When he first started researching the issue nearly 10 years ago, Dr. Gobler noticed that the few clams inhabiting Shinnecock Bay were spread too far apart, reducing their chances for successful reproduction. That research inspired him, with the help of Dr. Brad Peterson, to start the current program in 2012.

A professor at Stony Brook since 2006, Dr. Peterson explained that he and Dr. Gobler figured they could immediately start addressing the issue of nitrogen-loading in the bay through their clam restoration program.

"We believe that every clam we planted has survived since we began the effort," Dr. Gobler said. "We now see signs of successful reproduction. If we can saturate the system with clams, we think the adults can get us to 33 million much faster than we initially thought."

If his team must seed all of the clams, Dr. Gobler estimates that it would take about a decade to hit the 33 million mark. That time could be cut down considerably if the adult clams start to successfully reproduce. He noted that 33 millions clams could filter all the water in Shinnecock Bay in about three days.

Over the past few decades, the water quality in the bay has been on the decline. The continued reappearance of brown and red tides, according to Dr. Gobler, continue to wreak havoc in the bay and all forms of life that call it home. He pointed out that, earlier this year, the shellfish fishery was closed off due to the presence of red tide. It was the third such closure in the past five years.

"Nitrogen runoff is one of the ultimate causes," Dr. Gobler said of the damaging tides, caused by algae blooms. "Another cause is the fact that we know in that region there use to be a much more abundant hard clam population. Those clams served as a filter for the bay."

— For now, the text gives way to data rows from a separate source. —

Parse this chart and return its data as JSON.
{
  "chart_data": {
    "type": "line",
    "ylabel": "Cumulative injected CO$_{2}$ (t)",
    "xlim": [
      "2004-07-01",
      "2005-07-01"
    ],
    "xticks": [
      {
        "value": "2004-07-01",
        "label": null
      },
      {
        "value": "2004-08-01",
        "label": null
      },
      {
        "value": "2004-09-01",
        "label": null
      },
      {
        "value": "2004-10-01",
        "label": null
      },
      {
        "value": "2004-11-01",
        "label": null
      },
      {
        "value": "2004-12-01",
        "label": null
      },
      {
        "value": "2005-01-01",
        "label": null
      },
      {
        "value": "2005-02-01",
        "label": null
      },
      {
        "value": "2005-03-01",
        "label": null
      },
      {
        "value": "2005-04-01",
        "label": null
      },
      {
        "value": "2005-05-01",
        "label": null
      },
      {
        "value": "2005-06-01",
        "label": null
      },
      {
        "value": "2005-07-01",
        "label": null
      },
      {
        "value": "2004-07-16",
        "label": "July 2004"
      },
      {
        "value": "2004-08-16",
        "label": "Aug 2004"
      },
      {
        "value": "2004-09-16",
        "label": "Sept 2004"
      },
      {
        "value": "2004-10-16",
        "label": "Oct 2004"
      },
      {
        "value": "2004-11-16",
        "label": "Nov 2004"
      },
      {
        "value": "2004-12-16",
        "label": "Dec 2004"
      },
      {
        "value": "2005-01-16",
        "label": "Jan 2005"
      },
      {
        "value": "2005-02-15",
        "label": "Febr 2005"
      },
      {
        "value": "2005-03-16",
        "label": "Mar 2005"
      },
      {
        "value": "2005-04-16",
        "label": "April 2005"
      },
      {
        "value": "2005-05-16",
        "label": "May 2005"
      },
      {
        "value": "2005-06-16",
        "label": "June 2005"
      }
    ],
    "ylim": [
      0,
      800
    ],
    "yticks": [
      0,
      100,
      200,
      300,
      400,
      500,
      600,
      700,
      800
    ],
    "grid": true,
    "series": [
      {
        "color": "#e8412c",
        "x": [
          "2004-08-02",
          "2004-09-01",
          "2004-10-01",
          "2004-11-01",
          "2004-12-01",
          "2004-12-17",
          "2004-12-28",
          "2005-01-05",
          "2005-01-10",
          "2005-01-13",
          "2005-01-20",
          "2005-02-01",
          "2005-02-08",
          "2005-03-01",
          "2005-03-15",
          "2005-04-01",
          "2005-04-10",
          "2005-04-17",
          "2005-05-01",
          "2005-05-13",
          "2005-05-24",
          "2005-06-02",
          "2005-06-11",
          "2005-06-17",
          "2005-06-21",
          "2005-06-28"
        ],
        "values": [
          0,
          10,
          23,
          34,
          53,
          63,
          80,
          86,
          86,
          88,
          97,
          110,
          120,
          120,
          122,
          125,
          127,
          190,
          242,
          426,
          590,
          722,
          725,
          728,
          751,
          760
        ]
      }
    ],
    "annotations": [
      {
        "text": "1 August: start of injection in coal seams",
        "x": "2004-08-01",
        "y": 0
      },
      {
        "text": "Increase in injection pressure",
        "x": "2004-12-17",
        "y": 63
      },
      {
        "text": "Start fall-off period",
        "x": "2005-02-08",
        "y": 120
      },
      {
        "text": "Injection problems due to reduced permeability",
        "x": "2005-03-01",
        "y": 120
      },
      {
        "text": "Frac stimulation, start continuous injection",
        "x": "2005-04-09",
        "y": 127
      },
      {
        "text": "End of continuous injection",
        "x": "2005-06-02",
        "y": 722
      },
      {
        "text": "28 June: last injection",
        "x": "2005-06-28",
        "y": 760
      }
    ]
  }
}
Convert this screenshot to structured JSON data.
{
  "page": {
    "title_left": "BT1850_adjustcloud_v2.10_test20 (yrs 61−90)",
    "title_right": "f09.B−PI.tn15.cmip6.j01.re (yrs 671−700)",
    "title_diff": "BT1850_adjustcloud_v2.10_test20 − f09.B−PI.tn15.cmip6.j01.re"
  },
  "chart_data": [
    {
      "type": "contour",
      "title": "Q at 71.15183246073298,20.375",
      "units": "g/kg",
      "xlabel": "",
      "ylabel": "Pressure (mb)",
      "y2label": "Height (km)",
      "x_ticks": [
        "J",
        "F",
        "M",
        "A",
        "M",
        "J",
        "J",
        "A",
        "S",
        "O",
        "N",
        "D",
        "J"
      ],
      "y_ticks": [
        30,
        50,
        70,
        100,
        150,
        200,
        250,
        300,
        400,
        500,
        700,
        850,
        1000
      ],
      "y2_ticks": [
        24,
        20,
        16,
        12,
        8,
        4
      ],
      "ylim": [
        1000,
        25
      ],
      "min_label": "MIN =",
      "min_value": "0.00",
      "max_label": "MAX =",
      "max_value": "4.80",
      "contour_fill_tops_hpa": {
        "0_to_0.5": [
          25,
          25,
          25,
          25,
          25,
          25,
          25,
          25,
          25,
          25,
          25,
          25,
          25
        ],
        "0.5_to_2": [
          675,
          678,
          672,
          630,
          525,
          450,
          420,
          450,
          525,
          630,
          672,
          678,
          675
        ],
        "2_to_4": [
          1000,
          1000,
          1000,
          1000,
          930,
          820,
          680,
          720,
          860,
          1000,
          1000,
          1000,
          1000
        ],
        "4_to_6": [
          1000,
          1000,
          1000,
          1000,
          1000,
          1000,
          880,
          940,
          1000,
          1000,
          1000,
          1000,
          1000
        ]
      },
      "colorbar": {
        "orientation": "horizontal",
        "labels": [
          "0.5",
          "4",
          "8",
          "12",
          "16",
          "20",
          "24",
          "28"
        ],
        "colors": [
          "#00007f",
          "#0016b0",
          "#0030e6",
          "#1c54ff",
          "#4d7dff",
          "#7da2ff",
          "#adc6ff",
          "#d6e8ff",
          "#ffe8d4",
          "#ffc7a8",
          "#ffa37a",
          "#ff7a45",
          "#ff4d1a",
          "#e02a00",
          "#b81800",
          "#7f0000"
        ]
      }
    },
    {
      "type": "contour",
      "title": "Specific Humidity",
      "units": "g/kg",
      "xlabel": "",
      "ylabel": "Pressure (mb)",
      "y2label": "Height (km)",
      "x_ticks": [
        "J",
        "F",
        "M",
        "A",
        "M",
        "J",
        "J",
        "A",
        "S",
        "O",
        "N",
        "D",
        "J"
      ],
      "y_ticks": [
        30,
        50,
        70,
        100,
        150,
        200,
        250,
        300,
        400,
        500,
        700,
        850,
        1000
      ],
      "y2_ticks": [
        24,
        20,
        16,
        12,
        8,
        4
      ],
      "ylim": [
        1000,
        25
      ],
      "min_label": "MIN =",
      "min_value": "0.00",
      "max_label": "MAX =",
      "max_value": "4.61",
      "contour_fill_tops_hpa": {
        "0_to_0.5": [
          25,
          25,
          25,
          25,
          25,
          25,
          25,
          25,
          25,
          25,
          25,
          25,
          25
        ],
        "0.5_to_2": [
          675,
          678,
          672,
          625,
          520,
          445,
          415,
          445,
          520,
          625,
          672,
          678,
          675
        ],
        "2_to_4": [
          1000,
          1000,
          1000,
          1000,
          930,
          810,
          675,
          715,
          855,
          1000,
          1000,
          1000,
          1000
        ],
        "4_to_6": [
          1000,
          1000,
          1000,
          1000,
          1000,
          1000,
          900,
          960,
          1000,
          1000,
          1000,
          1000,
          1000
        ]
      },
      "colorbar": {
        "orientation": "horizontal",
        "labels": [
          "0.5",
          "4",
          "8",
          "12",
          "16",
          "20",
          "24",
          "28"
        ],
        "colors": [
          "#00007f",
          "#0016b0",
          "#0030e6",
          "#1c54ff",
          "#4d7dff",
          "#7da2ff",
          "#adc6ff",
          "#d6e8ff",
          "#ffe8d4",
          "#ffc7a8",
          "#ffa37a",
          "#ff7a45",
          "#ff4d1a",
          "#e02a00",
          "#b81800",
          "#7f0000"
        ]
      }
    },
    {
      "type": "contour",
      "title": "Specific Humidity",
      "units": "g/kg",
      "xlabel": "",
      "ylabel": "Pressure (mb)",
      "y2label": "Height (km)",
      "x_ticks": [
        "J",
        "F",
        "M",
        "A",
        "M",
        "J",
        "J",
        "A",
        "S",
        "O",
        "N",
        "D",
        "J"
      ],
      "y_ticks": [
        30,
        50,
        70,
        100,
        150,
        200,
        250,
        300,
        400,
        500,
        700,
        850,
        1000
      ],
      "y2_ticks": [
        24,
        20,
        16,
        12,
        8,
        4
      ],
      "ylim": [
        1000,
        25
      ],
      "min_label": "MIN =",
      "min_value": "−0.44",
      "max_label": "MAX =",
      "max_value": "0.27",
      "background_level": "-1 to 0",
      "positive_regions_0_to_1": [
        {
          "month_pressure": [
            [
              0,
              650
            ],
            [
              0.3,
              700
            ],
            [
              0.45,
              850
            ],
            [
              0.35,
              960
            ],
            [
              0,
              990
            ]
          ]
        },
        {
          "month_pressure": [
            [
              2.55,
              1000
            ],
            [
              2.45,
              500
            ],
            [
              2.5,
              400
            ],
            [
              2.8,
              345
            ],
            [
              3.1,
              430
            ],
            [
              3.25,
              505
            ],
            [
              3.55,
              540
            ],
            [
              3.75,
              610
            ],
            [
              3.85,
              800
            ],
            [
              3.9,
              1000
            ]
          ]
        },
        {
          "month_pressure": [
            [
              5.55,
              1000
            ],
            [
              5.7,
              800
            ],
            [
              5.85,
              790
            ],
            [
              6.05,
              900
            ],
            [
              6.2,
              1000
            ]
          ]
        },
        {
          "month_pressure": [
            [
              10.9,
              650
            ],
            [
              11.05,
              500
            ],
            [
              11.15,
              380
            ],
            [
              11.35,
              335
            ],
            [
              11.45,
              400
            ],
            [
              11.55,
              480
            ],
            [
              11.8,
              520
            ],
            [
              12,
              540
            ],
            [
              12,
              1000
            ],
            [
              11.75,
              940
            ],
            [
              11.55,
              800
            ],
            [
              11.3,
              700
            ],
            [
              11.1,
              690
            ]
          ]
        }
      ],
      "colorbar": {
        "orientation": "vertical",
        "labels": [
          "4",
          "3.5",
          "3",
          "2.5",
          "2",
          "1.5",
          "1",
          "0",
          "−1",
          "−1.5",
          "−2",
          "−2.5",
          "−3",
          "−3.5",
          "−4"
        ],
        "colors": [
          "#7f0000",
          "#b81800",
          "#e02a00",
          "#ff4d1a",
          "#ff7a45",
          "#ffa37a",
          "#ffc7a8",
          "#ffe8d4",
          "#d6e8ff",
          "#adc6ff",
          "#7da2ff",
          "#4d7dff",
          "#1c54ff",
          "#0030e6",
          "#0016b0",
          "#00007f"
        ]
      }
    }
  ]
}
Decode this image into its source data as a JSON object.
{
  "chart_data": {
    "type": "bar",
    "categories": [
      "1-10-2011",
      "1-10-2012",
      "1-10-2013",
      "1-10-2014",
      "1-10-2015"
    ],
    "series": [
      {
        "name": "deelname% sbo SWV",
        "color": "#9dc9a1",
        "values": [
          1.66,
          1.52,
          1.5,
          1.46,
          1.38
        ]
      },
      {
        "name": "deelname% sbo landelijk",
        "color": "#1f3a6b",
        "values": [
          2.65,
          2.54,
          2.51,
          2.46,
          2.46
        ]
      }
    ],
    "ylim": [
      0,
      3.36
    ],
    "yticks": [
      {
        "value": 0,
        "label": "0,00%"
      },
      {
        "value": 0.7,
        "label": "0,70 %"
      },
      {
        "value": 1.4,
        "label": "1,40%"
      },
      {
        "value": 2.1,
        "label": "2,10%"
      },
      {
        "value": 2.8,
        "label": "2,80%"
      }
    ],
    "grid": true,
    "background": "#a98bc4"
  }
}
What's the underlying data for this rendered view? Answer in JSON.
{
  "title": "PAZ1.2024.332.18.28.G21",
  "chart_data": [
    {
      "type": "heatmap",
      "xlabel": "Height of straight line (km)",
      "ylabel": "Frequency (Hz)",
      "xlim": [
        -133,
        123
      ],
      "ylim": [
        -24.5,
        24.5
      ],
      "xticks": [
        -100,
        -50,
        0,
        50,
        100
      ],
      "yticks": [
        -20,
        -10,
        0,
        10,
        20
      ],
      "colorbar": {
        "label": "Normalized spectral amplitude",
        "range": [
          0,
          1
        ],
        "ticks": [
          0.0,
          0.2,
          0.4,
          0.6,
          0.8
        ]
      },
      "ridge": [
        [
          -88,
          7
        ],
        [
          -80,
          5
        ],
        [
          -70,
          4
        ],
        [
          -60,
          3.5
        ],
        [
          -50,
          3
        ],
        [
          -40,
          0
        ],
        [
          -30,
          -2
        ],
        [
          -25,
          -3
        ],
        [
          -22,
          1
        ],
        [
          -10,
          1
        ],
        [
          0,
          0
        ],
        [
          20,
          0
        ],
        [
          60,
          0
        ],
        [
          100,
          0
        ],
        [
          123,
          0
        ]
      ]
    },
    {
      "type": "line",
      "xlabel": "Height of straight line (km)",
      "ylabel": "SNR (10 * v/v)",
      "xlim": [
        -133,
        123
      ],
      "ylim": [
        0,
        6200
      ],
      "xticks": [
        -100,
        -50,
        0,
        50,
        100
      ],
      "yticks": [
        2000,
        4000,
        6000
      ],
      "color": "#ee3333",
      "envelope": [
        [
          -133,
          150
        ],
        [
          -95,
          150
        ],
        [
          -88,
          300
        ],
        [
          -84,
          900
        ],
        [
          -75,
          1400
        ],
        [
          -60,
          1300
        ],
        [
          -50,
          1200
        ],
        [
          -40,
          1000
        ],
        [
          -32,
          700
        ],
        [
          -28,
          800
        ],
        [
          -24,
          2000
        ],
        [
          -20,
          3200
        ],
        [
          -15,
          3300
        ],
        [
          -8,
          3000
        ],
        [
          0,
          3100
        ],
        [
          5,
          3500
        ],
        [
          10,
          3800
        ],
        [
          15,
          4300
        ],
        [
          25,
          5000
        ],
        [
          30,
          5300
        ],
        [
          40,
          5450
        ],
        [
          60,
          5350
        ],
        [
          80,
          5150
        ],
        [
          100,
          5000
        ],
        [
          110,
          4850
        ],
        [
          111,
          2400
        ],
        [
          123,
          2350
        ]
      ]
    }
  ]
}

Another important aspect to ensure the ongoing success of the program is to continue to raise awareness, Dr. Gobler said. The East Quogue resident said he works with students at all levels, from elementary school to graduate school, to help foster education. In the fall, students from Hampton Bays and Southampton high schools helped stock one of the sanctuaries by planting 50,000 clams.

Dr. Stephanie Forsberg, a science teacher at the Hampton Bays High School, took 18 students on that field trip. She recalled the students being fascinated while learning how clams, as well as other shellfish, serve as filters and help clean bay water. Some of the students wanted to dissect clams to learn more about the process.

"This is a research program that I would encourage all educators to get involved with," Dr. Forsberg said. "It's something that benefits the community and the students as well."